Stigma perpetuates oppression, he said, noting this is experienced at three different levels: internalized self-stigma (how someone feels about themselves in relation to their substance use); social stigma (how someone interacts with their social groups and the attitudes of others towards them); and structural stigma (policies and procedures built into systems that continue to discriminate against people with a substance-use disorder).
The symptoms of a substance-use disorder manifest in behaviours that are deemed socially unacceptable, like unreliability, cheating and lying, said Esposti, which ultimately keep people from addressing it as a health concern. “While there are societal attitudes towards people with substance-use disorder, it also impacts the person at the individual level, resulting in lower self-esteem, self-deprecating behaviour, deeper deprecation and decreased self-efficacy — all play important roles in the workplace.”
Those living with a substance-use disorder face barriers to a wide range of services. In fact, only 10 per cent of these individuals ever make it through the doors for help, he said, which is associated with poor health outcomes and puts people at higher risk for chronic stress and poor corporate coping responses.
There’s also a misconception when it comes to recurrence, said Esposti. Neuroplasticity takes time to rewire the brain and so does changing the way it operates.

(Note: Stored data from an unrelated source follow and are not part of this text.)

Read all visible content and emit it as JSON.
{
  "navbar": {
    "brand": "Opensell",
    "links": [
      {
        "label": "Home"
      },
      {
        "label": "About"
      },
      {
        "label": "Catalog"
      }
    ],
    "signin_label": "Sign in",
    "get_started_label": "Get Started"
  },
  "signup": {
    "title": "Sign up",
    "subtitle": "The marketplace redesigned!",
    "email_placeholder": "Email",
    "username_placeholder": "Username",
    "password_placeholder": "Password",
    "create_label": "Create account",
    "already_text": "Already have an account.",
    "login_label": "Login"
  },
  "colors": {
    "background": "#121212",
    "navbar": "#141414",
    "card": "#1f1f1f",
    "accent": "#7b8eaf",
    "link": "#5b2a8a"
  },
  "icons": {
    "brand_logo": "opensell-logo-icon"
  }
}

When someone with a substance-use disorder has a relapse, people often think they can’t be trusted and that they’re unwilling or don’t care about others, but the brain takes time to heal, he added. “The standard for residential treatment is that, within one year, 60 per cent of people who attend for a substance-use disorder will have a recurrence. And that’s not out of line with other chronic conditions.”
Layers of intersectional stigma compound the problem, too — for people of colour or those from a different culture, religion or level of education. It’s not just a linear relationship, he said. “These are exponential layers that increase or decrease health outcomes for people with substance-use disorder.”
A year after the start of the coronavirus pandemic, 33 per cent of people who consumed cannabis in Canada were consuming more and 25 per cent of those who drank alcohol were drinking more, noted Esposti. Alongside the wave of increased substance use was a lack of information for people to make healthy choices about it, he added.
In 2017, substance use cost the Canadian economy $20 billion in lost productivity and those numbers are expected to increase, he said, noting the cost to private insurers was $25 billion. This is the sheer economic impact of the general population’s missed work and insufficient job functioning. For every dollar spent on addressing issues of substance use, three dollars is returned, he noted.
“So there’s a huge opportunity to address issues early and help people make informed decisions and seek help. The numbers are high. The economic costs are high. But the cost of stigma is also high — and the cost is that people continue to suffer.”
To help those living with a substance-use disorder, Esposti suggested people change the associated language. Using words that respect a person’s worth and dignity and focus on medical terminology rather than pejorative labels promotes their wellness journey and avoids perpetuating negative stereotypes and biases, he said. “So instead of ‘substance abuse’ and ‘junky,’ it’s ‘substance use’ and ‘person who uses substances’ — placing people first, not the label.”
And what can employers do? First and foremost, he recommended they engage in training on stigma and person-first language to begin creating a safer environment for people to talk about their substance use. They can also help provide resources on substance use and discuss how these resources can be integrated within benefits plan discussions.
“Assess your policies and procedures to ensure substance use is addressed as a health concern rather than a performance issue. And, most importantly, be an ally.”